3) Stop hostilities.  This means to stop making word bullets.  Stop thinking up insults, stop internally justifying your contempt for this person, stop spewing out your hatred of this person to your friends, stop licking your wounds by rehashing all the hurtful things that happened.  In other words, change your attitude.  Unless you fundamentally alter your attitude, the truce will fall apart and you will be back at square one.

4) Find common ground.  Now—swallow hard—you must start acting like an adult, not someone involved in a seventh-grade cat fight.  If you share a child, if you share other relationships, if circumstances demand that you keep seeing and communicating with this person, then you must figure out how to preserve that interaction without stirring up the past.  My advice is to keep looking forward.  Do not look back, or to the side, or down.  Make new ground rules.  You must essentially create a new relationship based on a need to get along. This new relationship will make it easier to see and talk to each other because it is void of all the past conflict.  It is fragile, to be sure, but it is workable.  Eventually, the past can become dim and numb, no longer capable of exerting unbearable pain.

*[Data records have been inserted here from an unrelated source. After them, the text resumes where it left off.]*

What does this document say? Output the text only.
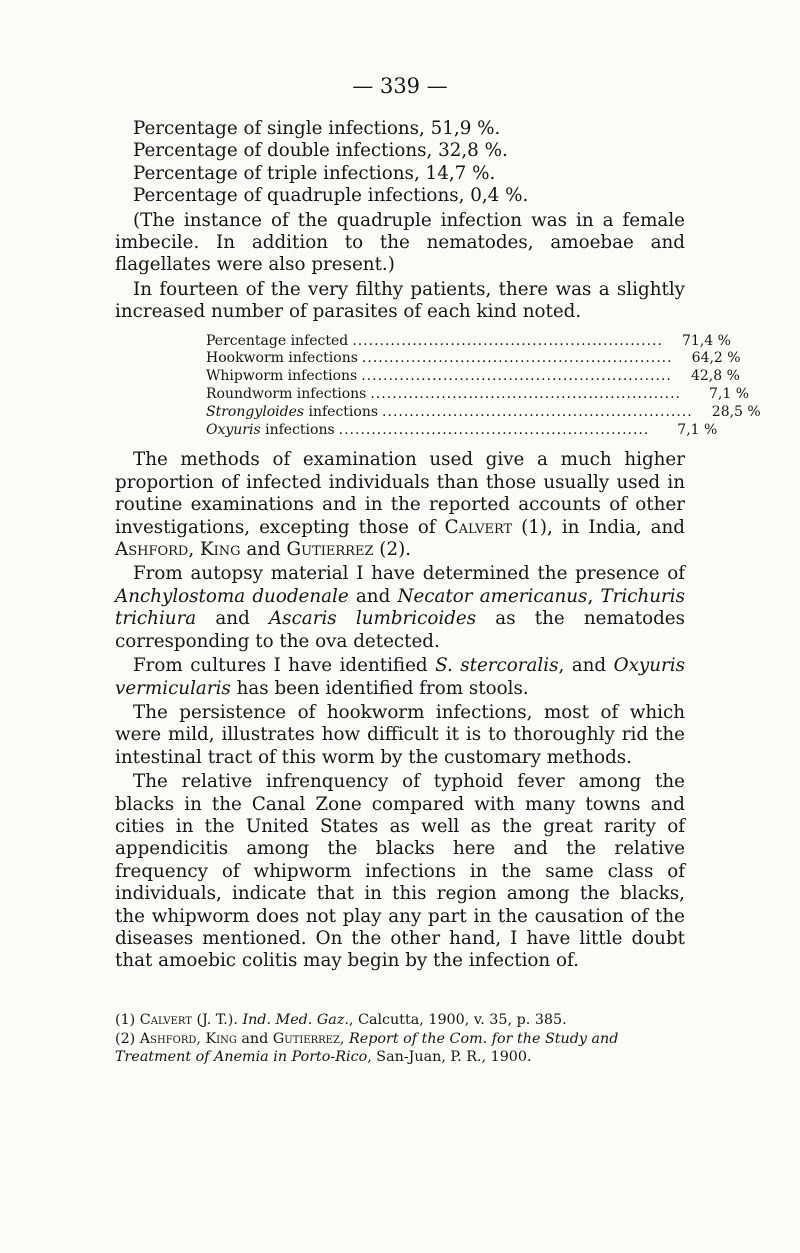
— 339 —

Percentage of single infections, 51,9 %.

Percentage of double infections, 32,8 %.

Percentage of triple infections, 14,7 %.

Percentage of quadruple infections, 0,4 %.

(The instance of the quadruple infection was in a female imbecile. In addition to the nematodes, amoebae and flagellates were also present.)

In fourteen of the very filthy patients, there was a slightly increased number of parasites of each kind noted.

Percentage infected .........................................................	71,4 %
Hookworm infections .........................................................	64,2 %
Whipworm infections .........................................................	42,8 %
Roundworm infections .........................................................	7,1 %
Strongyloides infections .........................................................	28,5 %
Oxyuris infections .........................................................	7,1 %

The methods of examination used give a much higher proportion of infected individuals than those usually used in routine examinations and in the reported accounts of other investigations, excepting those of Calvert (1), in India, and Ashford, King and Gutierrez (2).

From autopsy material I have determined the presence of Anchylostoma duodenale and Necator americanus, Trichuris trichiura and Ascaris lumbricoides as the nematodes corresponding to the ova detected.

From cultures I have identified S. stercoralis, and Oxyuris vermicularis has been identified from stools.

The persistence of hookworm infections, most of which were mild, illustrates how difficult it is to thoroughly rid the intestinal tract of this worm by the customary methods.

The relative infrenquency of typhoid fever among the blacks in the Canal Zone compared with many towns and cities in the United States as well as the great rarity of appendicitis among the blacks here and the relative frequency of whipworm infections in the same class of individuals, indicate that in this region among the blacks, the whipworm does not play any part in the causation of the diseases mentioned. On the other hand, I have little doubt that amoebic colitis may begin by the infection of.

(1) Calvert (J. T.). Ind. Med. Gaz., Calcutta, 1900, v. 35, p. 385.

(2) Ashford, King and Gutierrez, Report of the Com. for the Study and Treatment of Anemia in Porto-Rico, San-Juan, P. R., 1900.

5) Finally, exercise love.  You may find that the foregoing steps are impossible for you to carry out.  Do not give up because this is where your relationship to God becomes your pathway to success.  Jesus will succeed where you fail.  He can do what you cannot do.  Again, the Apostle Paul explains the process.  “I have been crucified with Christ; it is no longer I who live, but Christ lives in me; and the life which I now live in the flesh I live by faith in the Son of God, who loved me and gave Himself for me.” Galatians 2:19-20. 

Pastor Guidroz concluded his Bible study with this observation.  “We do not love God by going around a person whom we dislike.  We love God by going THROUGH that person!”  So, you see, God does not allow cheating.  He doesn’t play games. He does not bless a contrived or false love.  He demands truth, authenticity, reality.  Every emotion we have will be put to the test.  And when you do it God’s way, you know you end up with the real thing. 

Do not kill the relationship.  It is valuable, significant to your personhood, and it will keep you from destroying yourself and everyone else in your universe of relationships.  Moreover, you may find that, strangely, it will become the measure of your relationship to God.